The program, run by the Creative Writing Program, celebrates its 10th anniversary this year. Endowed by Elliott Levinthal Ph.D. ’49, professor emeritus of mechanical engineering, and his wife Rhoda, it gives undergraduates the opportunity to work on a creative writing project of their choice.
“I would have died for a program like this in my undergraduate life,” Stegner Fellow Kai Carlson-Wee said.
For five units of credit, students accepted to the program complete an individually-designed reading list of about three books and a writing project of up to twenty poems or around 50 pages of creative fiction or non-fiction. They also meet with their assigned fellow for two hours each week. The program is offered only during winter quarter.
This access to the Stegner Fellows, a group of twenty working writers chosen from an applicant pool of more than 3,200, is unique to the program.
While students are welcome to attend readings by Stegner Fellows throughout the year, “undergraduates do not currently have other opportunities to interact as closely with Stegner Fellows,” said Sarah Weston ’14, a student adviser for the Creative Writing Program.
The inspiration behind the tutorials is “to add a layer of craft and counsel, after the workshops, to undergraduates,” said Eavan Boland, director of the Creative Writing Program.
“A workshop can flatten a writer, when really he or she should be bent and stretched and corrugated,” said Lucas Loredo ’12, who completed a tutorial in his junior year. “The Levinthal Tutorial was perfect for this.”
According to Stegner Fellow Mira Rosenthal, the program creates a more open environment for students, in addition to supplementing workshops.

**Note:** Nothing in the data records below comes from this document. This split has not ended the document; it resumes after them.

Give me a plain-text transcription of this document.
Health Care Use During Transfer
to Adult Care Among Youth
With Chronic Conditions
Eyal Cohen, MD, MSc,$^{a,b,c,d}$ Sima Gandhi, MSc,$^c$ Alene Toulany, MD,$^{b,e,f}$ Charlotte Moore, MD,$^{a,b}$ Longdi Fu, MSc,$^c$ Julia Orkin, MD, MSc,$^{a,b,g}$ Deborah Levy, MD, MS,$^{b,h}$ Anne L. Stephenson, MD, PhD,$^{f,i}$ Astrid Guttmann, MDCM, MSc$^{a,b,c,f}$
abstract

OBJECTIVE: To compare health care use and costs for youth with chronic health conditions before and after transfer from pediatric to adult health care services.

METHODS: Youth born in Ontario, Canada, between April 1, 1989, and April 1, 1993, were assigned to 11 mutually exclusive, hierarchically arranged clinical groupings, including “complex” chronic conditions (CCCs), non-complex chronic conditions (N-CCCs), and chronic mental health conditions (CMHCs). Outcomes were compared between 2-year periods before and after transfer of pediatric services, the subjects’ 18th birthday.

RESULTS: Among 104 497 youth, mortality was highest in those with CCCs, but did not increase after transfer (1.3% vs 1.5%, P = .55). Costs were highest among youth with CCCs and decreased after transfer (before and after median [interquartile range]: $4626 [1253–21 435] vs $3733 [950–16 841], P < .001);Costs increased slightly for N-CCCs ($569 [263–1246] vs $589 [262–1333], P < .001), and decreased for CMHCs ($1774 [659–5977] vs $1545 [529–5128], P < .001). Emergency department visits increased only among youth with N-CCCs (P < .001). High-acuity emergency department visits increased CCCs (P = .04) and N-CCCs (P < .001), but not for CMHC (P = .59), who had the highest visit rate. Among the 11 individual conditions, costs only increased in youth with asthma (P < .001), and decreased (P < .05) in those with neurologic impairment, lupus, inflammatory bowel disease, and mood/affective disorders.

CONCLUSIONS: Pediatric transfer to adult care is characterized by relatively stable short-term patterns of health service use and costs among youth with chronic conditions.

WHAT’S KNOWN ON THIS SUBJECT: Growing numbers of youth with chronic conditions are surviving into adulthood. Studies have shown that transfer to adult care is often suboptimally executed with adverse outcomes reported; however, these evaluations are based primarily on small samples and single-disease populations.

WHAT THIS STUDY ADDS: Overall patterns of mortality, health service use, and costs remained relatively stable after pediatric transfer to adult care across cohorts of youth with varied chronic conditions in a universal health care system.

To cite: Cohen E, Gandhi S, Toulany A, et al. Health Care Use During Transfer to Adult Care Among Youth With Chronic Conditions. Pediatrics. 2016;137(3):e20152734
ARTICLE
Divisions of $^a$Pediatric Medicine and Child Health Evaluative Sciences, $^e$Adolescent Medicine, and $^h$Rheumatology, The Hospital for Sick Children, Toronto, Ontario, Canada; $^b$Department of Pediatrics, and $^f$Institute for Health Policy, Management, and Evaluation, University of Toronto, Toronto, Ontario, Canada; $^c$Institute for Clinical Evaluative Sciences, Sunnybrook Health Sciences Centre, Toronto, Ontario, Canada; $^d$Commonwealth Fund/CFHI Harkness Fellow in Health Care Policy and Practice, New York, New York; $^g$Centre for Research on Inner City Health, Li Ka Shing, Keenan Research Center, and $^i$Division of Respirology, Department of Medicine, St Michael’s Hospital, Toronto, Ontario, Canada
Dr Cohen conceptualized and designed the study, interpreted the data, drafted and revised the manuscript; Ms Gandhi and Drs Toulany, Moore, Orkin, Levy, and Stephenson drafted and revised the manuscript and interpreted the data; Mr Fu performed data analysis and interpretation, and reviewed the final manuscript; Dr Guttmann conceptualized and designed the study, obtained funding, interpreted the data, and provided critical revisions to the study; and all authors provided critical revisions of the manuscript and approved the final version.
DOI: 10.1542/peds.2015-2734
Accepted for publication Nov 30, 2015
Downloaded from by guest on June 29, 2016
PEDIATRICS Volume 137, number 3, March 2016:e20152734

“In class, students are performing and think[ing] about how they come across to the professor, pleasing the professor,” Rosenthal said.
In contrast, she said the Levinthal Tutorials are “more casual and more honest.”
“There’s not the same pretension as in class, the same trying to be smart,” she said.
According to Carlson-Wee, the program provides a unique experience for the Stegner Fellows as well.
“A mentorship is a middle ground between being a teacher and being a friend, and that matters a lot,” Wee said.
He compared the Levinthal Tutorials to his experience as a student in the tutorial system at Oxford. Studying there, he said, “empowered [him] as a writer and as a thinker.”
Program alumni agreed it is a worthwhile endeavor.
“Everyone I know who has taken a tutorial has spoken of it as one of the best parts of their experience at Stanford,” Weston said.
The 2011-12 program accepted only 17 students out of 70 applicants.
While all students involved in the tutorial must demonstrate a serious interest in creative writing and have completed one of the introductory creative writing classes (English 90, 91, or 92), there are no other course or departmental requirements.
Many undergraduates enrolled in past Levinthal Tutorials were not Creative Writing minors — many are not even majoring in the humanities. Past participants have gone on to start bands, study medicine or even work in the technology industry.
This changes the relationship the mentors have with their students.
“It’s exciting to feel like I’m sowing the seeds of literature — helping to establish a firm institution of literature in someone who will become a promoter and lover of it,” Rosenthal said.
Applications are still open for the 2012-13 program, and will close Nov. 5. Applicants must submit a writing sample and a paragraph outlining a possible program of study.
A previous version of this article stated that Stegner Fellows are a “group of twenty working writers chosen from an applicant pool of more than 3,200” but 10 Stegner Fellows are chosen annually from a pool of more than 1700 and they stay for two years making the applicant pool 3,200 for two years. The Daily regrets the error.